Sterling erased some of the Wednesday’s gains yesterday following a raft of weak economic data released around the world. It was confirmed that the Chinese economy is slowing at its fastest pace on record as the world’s third largest economy is being hit hard by falling consumption, and there was a sharp fall in US housing starts. Negative news being released from such major economies weighed on the pound, despite David Miles – who is replacing David Blanchflower on the MPC in June – suggesting that the worst of the recession may be behind the UK, with there being tentative signs that the Bank of England’s quantitative easing plan may be working. The FTSE 100 also enjoyed a good day, breaking through the 4,000 barrier as it was lifted by banks, following JPMorgan’s first quarter results. Energy stocks also rose following firmer crude oil prices, with a barrel of crude oil trading at around the $53 mark this morning.

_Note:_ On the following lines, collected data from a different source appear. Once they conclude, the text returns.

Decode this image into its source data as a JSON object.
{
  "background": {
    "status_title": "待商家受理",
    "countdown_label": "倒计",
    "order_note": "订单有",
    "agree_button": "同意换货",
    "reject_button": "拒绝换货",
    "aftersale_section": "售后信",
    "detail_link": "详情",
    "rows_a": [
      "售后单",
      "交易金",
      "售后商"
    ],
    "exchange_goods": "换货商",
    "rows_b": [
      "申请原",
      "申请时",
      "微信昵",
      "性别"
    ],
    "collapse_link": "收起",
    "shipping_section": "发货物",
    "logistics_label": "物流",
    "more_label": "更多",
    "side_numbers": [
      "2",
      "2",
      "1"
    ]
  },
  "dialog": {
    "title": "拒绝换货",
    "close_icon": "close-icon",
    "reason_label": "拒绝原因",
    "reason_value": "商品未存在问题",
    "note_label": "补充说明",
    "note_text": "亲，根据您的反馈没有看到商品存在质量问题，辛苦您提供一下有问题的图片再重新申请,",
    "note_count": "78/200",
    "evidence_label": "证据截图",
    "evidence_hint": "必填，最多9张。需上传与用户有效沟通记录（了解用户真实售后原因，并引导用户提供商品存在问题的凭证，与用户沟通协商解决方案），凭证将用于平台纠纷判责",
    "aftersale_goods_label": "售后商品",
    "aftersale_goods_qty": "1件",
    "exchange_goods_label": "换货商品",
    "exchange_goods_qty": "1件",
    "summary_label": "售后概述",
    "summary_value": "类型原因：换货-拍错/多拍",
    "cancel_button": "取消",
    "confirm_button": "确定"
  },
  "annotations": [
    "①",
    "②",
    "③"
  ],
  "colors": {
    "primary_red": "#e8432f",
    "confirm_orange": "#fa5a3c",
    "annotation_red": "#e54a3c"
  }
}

However, sterling’s losses were pared as it was confirmed that eurozone industrial output plummeted by a record 18.4% year on year in February, and inflation halved to an all time low in March, underlining the depth of the recession and putting more pressure on the European Central Bank for more monetary easing. Overnight we have also had comments in Tokyo from Jean-Claude Trichet, who stated that the European Central Bank must do everything to restore corporate confidence, with more rate cuts on the cards.
First tier economic data is light on the ground today in both the UK and the eurozone. We do not expect any large moves in GBP/EUR today as sterling’s recent rally looks to cool, with traders taking profits and wary of taking on too much risk ahead of the weekend.